Sheep farm leaders have called for a restructure at the Agriculture and Horticulture Development Board (AHDB) following votes to ends it horticulture and potato levies.
AHDB collects levies across the UK for the horticulture, potatoes, cereals and dairy sectors. It also collects levies in England for beef, sheep and pigs – these levies are collected by Quality Meat Scotland in Scotland and Meat Promotion Wales/Hybu Cig Cymru (HCC) in Wales.
The organisation is set to lose its income from the horticulture and potatoes sectors following votes on their continuation, which resulted in the majority of growers voting to stop paying a statutory levy.
The National Sheep Association (NSA) is now calling for a “restructure in the governance of AHDB” to protect its sheep levy function in the future.
“NSA is a strong supporter of the Agriculture and Horticulture Development Board Beef and Lamb and would not want to see the end of the statutory levy in the sheep sector, however it is absolutely critical that AHDB is seen to listen to levy payers,” said NSA chief executive, Phil Stocker.
“I would suggest that now is the time for a restructure in the governance of AHDB to ensure that the relationship and links between the customer and the service provider are as closely aligned as possible.”

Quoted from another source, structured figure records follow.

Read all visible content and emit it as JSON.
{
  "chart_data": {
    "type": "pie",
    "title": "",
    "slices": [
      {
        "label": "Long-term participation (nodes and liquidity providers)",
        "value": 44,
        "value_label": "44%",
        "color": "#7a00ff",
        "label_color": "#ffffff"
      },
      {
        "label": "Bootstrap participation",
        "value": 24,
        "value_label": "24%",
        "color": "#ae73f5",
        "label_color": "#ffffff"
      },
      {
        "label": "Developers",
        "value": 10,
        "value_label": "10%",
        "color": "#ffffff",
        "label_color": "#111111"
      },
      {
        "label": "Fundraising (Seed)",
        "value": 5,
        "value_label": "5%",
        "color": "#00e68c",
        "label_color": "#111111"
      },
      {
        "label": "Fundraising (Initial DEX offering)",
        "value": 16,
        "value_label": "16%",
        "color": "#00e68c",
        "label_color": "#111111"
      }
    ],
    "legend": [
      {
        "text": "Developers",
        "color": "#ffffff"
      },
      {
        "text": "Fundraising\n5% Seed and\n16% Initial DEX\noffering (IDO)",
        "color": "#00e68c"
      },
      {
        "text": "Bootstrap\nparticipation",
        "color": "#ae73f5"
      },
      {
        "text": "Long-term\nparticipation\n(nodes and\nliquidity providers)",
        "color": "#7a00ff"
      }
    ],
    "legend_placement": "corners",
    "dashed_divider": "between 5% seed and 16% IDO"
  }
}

He added: “When the time comes around for a ballot on the sheep levy, I do not want to see a situation where our investment in our sector is put at risk, and we need to be taking action now to ensure the majority of our levy payers feel they are being listened to and worked for.”
AHDB chief marketing and communications officer, Christine Watt, said the levy body was heartened to receive support from NSA.
She said collaborative working with levy payers was something AHDB needed to embrace and added: “We committed to this at the end of 2020 and are recruiting more levy payers to the main board, and looking to redesign future sector board structures, with the help of levy payers to be better able to face together challenges and opportunities for British farming.
“Getting farmer, processor and industry input into what work we deliver and what levy rates are needed is crucial for the future.”